The organizers arranged for Debbie Friedman to come in. She was his songleader when he was a teenager, and he's fond of both her and her music. She joined our cantorial soloist, choir, and band on Friday night, and gave a concert Saturday night. The concert (with associated sponsorships) was a fundraiser for the congregation, and from the turnout and size of the ad book it looks like it was effective. (Of course, I don't know about the costs.)
I don't know how this has been for other converts, but my education did not cover Jewish fundraising (beyond the JNF), and it's different from what I was used to before. When the letter about the ad book came, I thought "I have nothing to advertise" because I don't own a business (unlike a lot of my fellow congregants), so I didn't send anything in. There was an option for "greetings", but that didn't register. When I saw the book Saturday night I understood -- it's more like a memento (think college yearbook, perhaps). A lot of families bought display ads that said "mazel tov" or "thank you" and then just had their names, and some people wrote little testimonials. Oh drat; I would have written something if I'd had the clue that this was appropriate. My rabbi is fantastic, and is largely responsible for my being (1) a member of this congregation and (2) a Reform Jew, and if I'd known I would have praised him in print. Now that I know how this works, I feel kind of bad that I didn't do something as an individual. (The morning minyan bought an ad as a group, so I was part of that. And they listed my name on the committee even though I didn't really do anything.)

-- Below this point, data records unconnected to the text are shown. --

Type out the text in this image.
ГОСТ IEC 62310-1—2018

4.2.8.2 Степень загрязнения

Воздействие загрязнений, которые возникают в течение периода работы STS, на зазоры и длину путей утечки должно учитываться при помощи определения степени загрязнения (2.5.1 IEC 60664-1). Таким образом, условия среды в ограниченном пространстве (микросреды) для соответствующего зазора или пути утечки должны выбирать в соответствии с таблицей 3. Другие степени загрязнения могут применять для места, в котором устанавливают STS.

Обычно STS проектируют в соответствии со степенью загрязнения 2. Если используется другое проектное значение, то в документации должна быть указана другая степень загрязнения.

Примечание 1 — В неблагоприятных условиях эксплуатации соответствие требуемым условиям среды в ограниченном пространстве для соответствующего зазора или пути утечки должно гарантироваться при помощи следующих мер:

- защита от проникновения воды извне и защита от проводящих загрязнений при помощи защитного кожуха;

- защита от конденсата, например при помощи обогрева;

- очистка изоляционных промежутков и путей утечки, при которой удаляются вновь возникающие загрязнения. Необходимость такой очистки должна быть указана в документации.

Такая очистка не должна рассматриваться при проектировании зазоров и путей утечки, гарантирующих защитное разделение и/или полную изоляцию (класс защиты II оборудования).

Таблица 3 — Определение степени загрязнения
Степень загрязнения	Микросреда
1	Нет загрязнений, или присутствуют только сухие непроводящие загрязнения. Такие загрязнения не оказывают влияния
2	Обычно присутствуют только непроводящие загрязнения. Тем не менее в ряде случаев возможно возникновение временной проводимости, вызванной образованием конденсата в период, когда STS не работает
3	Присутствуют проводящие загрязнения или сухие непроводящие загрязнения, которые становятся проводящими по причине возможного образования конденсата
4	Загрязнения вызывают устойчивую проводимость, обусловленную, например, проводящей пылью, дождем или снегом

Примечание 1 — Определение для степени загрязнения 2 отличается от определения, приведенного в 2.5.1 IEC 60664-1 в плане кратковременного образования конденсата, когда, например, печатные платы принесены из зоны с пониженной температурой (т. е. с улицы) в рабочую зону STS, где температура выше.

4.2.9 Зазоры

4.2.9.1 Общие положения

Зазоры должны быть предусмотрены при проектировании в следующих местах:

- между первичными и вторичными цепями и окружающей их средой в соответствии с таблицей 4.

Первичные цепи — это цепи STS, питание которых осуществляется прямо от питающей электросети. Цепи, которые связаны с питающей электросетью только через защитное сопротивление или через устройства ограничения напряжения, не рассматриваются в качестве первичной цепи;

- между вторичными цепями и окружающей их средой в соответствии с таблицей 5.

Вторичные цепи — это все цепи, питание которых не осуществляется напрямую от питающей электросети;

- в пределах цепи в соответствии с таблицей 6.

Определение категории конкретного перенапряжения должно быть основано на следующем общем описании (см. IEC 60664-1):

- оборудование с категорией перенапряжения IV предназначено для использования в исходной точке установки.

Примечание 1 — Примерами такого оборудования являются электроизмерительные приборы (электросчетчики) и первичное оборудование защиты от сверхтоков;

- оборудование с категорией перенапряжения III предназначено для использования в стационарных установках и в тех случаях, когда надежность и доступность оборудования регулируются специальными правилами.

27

The other fundraising aspect, at least, I grokked. You could buy a concert ticket, or you could make a (specified) bigger donation and also attend the dessert reception, or you could make an even bigger donation and also attend the pre-concert "meet and greet", or you could make a big donation and also attend a private function (held a few weeks ago) with the rabbi's family. I usually avoid hoity-toity dinners and the like; I neither enjoy playing dress-up nor want that big a chunk of my donation to go toward paying for the food. (It also feels a little immodest to me -- I'm not criticizing anyone else, just talking about how it would make me feel to participate.) But the concert add-ons felt different to me; they were just little receptions, not a multi-course formal dinner and all the trappings. I actually paid more for the evening than the price of the gala dinner I wouldn't go to a few years ago, but it felt more appropriate to me. Now, it turned out to be fancy desserts and elegant appetizers and wine beforehand, but ok. It didn't trip my "ostentatious" sensor.
But all that aside -- my rabbi seemed to really enjoy the weekend, and he was clearly touched by things people said, and his parents and other family members were able to be there with him, and those are the important things.
In response to a comment:
It might not be exclusively Jewish, but I've been told this is normative in synagogues and other Jewish organizations. That and special appeals with designated goals and pledges and so on (like PBS, but with direct individual solicitations).

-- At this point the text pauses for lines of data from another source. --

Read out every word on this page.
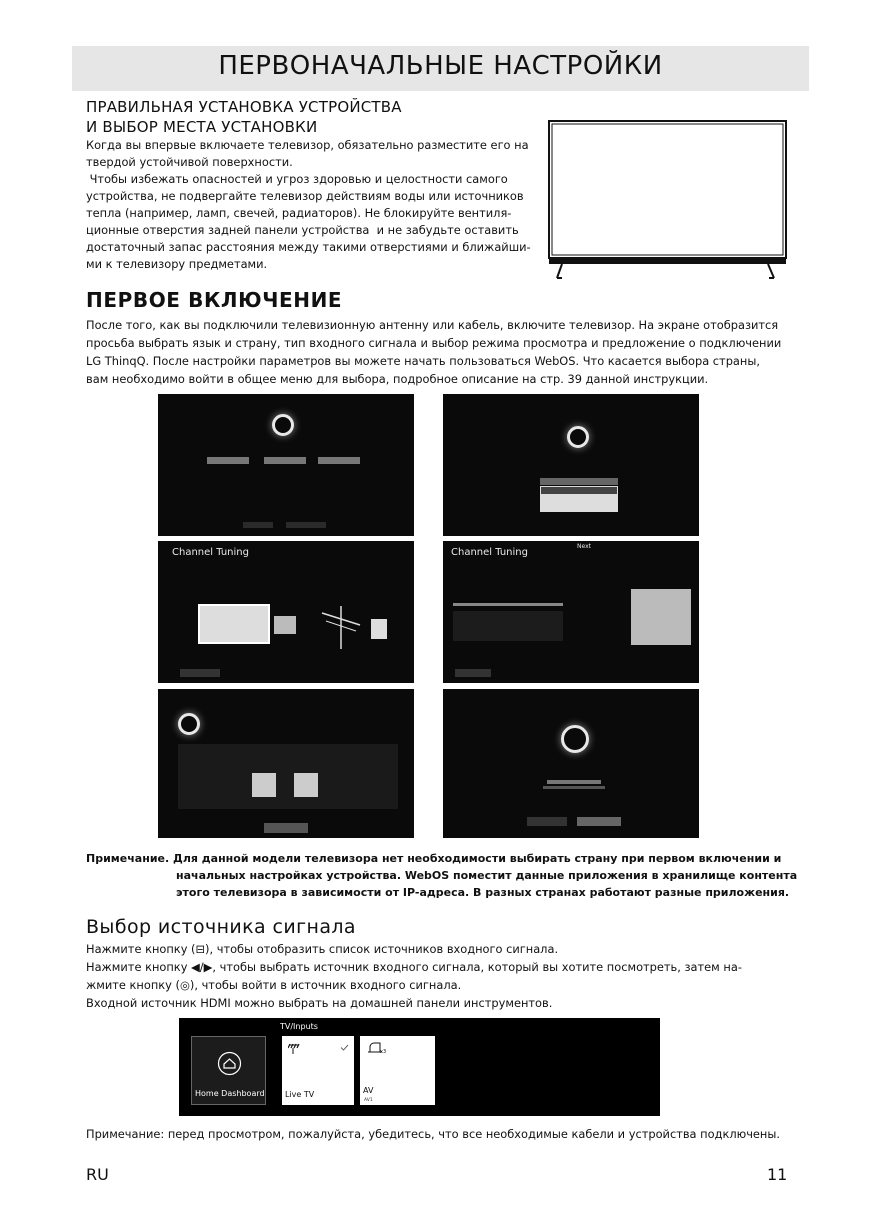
ПЕРВОНАЧАЛЬНЫЕ НАСТРОЙКИ
ПРАВИЛЬНАЯ УСТАНОВКА УСТРОЙСТВА
И ВЫБОР МЕСТА УСТАНОВКИ

Когда вы впервые включаете телевизор, обязательно разместите его на

твердой устойчивой поверхности.

Чтобы избежать опасностей и угроз здоровью и целостности самого

устройства, не подвергайте телевизор действиям воды или источников

тепла (например, ламп, свечей, радиаторов). Не блокируйте вентиля-

ционные отверстия задней панели устройства  и не забудьте оставить

достаточный запас расстояния между такими отверстиями и ближайши-

ми к телевизору предметами.

ПЕРВОЕ ВКЛЮЧЕНИЕ

После того, как вы подключили телевизионную антенну или кабель, включите телевизор. На экране отобразится

просьба выбрать язык и страну, тип входного сигнала и выбор режима просмотра и предложение о подключении

LG ThinqQ. После настройки параметров вы можете начать пользоваться WebOS. Что касается выбора страны,

вам необходимо войти в общее меню для выбора, подробное описание на стр. 39 данной инструкции.

Channel Tuning	Channel Tuning
Next

Примечание. Для данной модели телевизора нет необходимости выбирать страну при первом включении и

начальных настройках устройства. WebOS поместит данные приложения в хранилище контента

этого телевизора в зависимости от IP-адреса. В разных странах работают разные приложения.

Выбор источника сигнала

Нажмите кнопку (⊟), чтобы отобразить список источников входного сигнала.

Нажмите кнопку ◀/▶, чтобы выбрать источник входного сигнала, который вы хотите посмотреть, затем на-

жмите кнопку (◎), чтобы войти в источник входного сигнала.

Входной источник HDMI можно выбрать на домашней панели инструментов.

TV/Inputs
Home Dashboard	Live TV
x3
AV
AV1
Примечание: перед просмотром, пожалуйста, убедитесь, что все необходимые кабели и устройства подключены.
RU	11
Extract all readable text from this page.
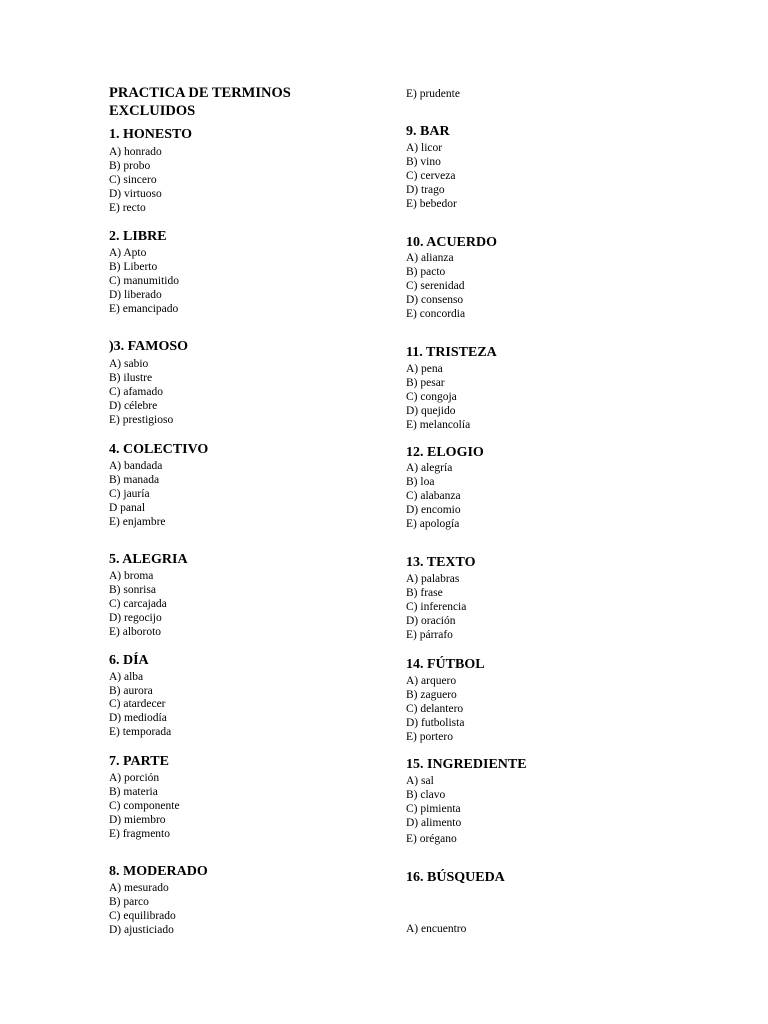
PRACTICA DE TERMINOS
EXCLUIDOS
1. HONESTO
A) honrado
B) probo
C) sincero
D) virtuoso
E) recto
2. LIBRE
A) Apto
B) Liberto
C) manumitido
D) liberado
E) emancipado
)3. FAMOSO
A) sabio
B) ilustre
C) afamado
D) célebre
E) prestigioso
4. COLECTIVO
A) bandada
B) manada
C) jauría
D panal
E) enjambre
5. ALEGRIA
A) broma
B) sonrisa
C) carcajada
D) regocijo
E) alboroto
6. DÍA
A) alba
B) aurora
C) atardecer
D) mediodía
E) temporada
7. PARTE
A) porción
B) materia
C) componente
D) miembro
E) fragmento
8. MODERADO
A) mesurado
B) parco
C) equilibrado
D) ajusticiado
E) prudente
9. BAR
A) licor
B) vino
C) cerveza
D) trago
E) bebedor
10. ACUERDO
A) alianza
B) pacto
C) serenidad
D) consenso
E) concordia
11. TRISTEZA
A) pena
B) pesar
C) congoja
D) quejido
E) melancolía
12. ELOGIO
A) alegría
B) loa
C) alabanza
D) encomio
E) apología
13. TEXTO
A) palabras
B) frase
C) inferencia
D) oración
E) párrafo
14. FÚTBOL
A) arquero
B) zaguero
C) delantero
D) futbolista
E) portero
15. INGREDIENTE
A) sal
B) clavo
C) pimienta
D) alimento
E) orégano
16. BÚSQUEDA
A) encuentro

In contrast, the school fundraisers I grew up with all involved either selling things at inflated prices or sweat equity (car washes, etc). I don't know what went on behind the scenes in my parents' church, but the public-facing part involved passing the plate and making general appeals. So maybe my parents received targetted letters asking for donations, but I don't recall anyone ever paying a visit for that purpose.
I knew about $100/plate fund-raising dinners and things of that ilk, but they seemed to be more for political campaigns in my prior experience. The "ad book" concept was completely new to me.